Il successo di Raffaella Carrà si consolida in Europa -in Spagna in particolare- e America Latina: nel 1975, in Inghilterra, la versione inglese di “A far l’amore comincia tu” si piazza nella top ten dei singoli più venduti per diverse settimane, mentre nel 1978 esce “Tanti auguri”, sigla iniziale del programma “Ma che sera” che riscuote, ancora una volta, un grande successo, nonostante le polemiche suscitate dalla messa in onda in concomitanza con il sequestro di Aldo Moro.
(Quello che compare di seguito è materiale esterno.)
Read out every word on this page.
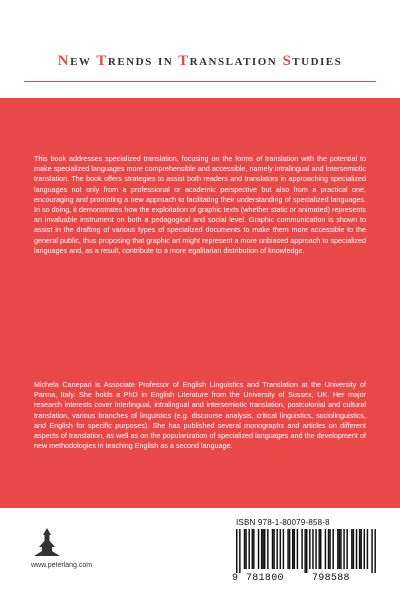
New Trends in Translation Studies

This book addresses specialized translation, focusing on the forms of translation with the potential to make specialized languages more comprehensible and accessible, namely intralingual and intersemiotic translation. The book offers strategies to assist both readers and translators in approaching specialized languages not only from a professional or academic perspective but also from a practical one, encouraging and promoting a new approach to facilitating their understanding of specialized languages. In so doing, it demonstrates how the exploitation of graphic texts (whether static or animated) represents an invaluable instrument on both a pedagogical and social level. Graphic communication is shown to assist in the drafting of various types of specialized documents to make them more accessible to the general public, thus proposing that graphic art might represent a more unbiased approach to specialized languages and, as a result, contribute to a more egalitarian distribution of knowledge.

Michela Canepari is Associate Professor of English Linguistics and Translation at the University of Parma, Italy. She holds a PhD in English Literature from the University of Sussex, UK. Her major research interests cover interlingual, intralingual and intersemiotic translation, postcolonial and cultural translation, various branches of linguistics (e.g. discourse analysis, critical linguistics, sociolinguistics, and English for specific purposes). She has published several monographs and articles on different aspects of translation, as well as on the popularization of specialized languages and the development of new methodologies in teaching English as a second language.

www.peterlang.com
ISBN 978-1-80079-858-8
9 781800	798588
Si tratta di canzoni che hanno segnato la cultura popolare degli anni ’70, capaci di trasmettere, nella loro giocosità, un forte messaggio di emancipazione sessuale, destinato soprattutto alle donne, spesso esortate a esprimere i propri desideri e bisogni senza curarsi troppo del romanticismo tradizionale: si proclama una sessualità libera, si esorta alla ricerca della passione, del divertimento senza pensieri, piuttosto che dell’unico “grande amore”.
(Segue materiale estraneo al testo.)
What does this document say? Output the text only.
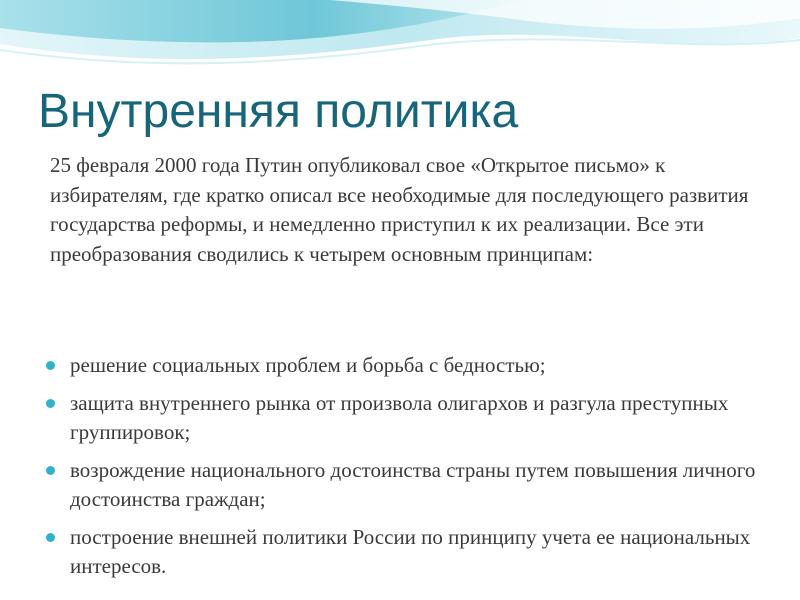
Внутренняя политика

25 февраля 2000 года Путин опубликовал свое «Открытое письмо» к избирателям, где кратко описал все необходимые для последующего развития государства реформы, и немедленно приступил к их реализации. Все эти преобразования сводились к четырем основным принципам:

решение социальных проблем и борьба с бедностью;
защита внутреннего рынка от произвола олигархов и разгула преступных группировок;
возрождение национального достоинства страны путем повышения личного достоинства граждан;
построение внешней политики России по принципу учета ее национальных интересов.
Gli anni ‘80 segnano per Raffaella Carrà il susseguirsi di una serie di programmi di successo: “Millemilioni”, “Fantastico”, “Pronto Raffaella?”, prima collaborazione televisiva con Gianni Boncompagni, “Buonasera Raffaella”, show che nelle stagioni 1986-1987 vede la conduttrice intervistare personaggi del calibro di Henry Kissinger e Stevie Wonder dagli studi di RAI Corporation di New York, e “Domenica In”. Dopo una breve parentesi nelle reti Fininvest insieme al compagno Sergio Japino, regista e coreografo, nei primi anni ‘90 Raffaella lavora in Spagna per la rete TVE 1, fino a che nel 1995 non arriva un nuovo grandissimo successo targato RAI, “Carràmba! Che sorpresa”: nel programma, progettato ancora con Japino sulla base di un format inglese, Raffaella ricongiunge famiglie divise e realizza desideri impossibili, ospitando personaggi di livello internazionale come Madonna e Britney Spears e portando alla ribalta i famosi “valletti”, i Carràmba Boys, fino all’ultima edizione nel 2008.

“Carràmba” rappresenta in modo esemplare un’altra faccia della straordinaria carriera di Raffaella Carrà, legata alla narrazione di un’Italia legata ai valori della famiglia e del duro lavoro, una terra di emigrati che, grazie al programma, tornano in Italia dopo decenni e che, con un grande senso di rivalsa, raccontano la propria storia. Sono numerose le trasmissioni su cui Raffaella Carrà ha lavorato durante e dopo “Carràmba” -tra queste anche un’edizione poco apprezzata del Festival di Sanremo nel 2001 e, dopo il 2010, numerose serate legate all’Eurovision Song Contest e diverse edizioni di The Voice of Italy-, ma questo show rappresenta un successo praticamente irripetibile.

Ripercorrere, seppure sommariamente, la carriera di questa grande artista suscita una domanda quasi inevitabile: quante “RAFFA” ci sono state, nella storia dello spettacolo? Tante e, allo stesso tempo, una, unica, capace di parlare alla comunità LGBT+, di essere celebrata su un gigantesco manifesto a Times Square come volto di Spotify Equal, per l’uscita in digital download di alcuni dei suoi album più famosi, e, ancora, di essere protagonista del Milano Pride 2023 attraverso il tributo curato dal queer cabaret DRAMA. Le sono stati dedicati libri, su tutti il “RAFFAbook” di Fabio Canino, brani musicali, tra cui spicca il successo di Tiziano FerroE Raffaella è mia” e il remix di “A far l’amore comincia tu” firmato da Bob Sinclar è forse la canzone più rappresentativa della colonna sonora del film Premio Oscar “La Grande Bellezza” di Paolo Sorrentino: quante RAFFA sono esistite, dunque? Una, certo, e infinite, ben presenti nel cuore del vasto pubblico che ancora la ama e balla con lei.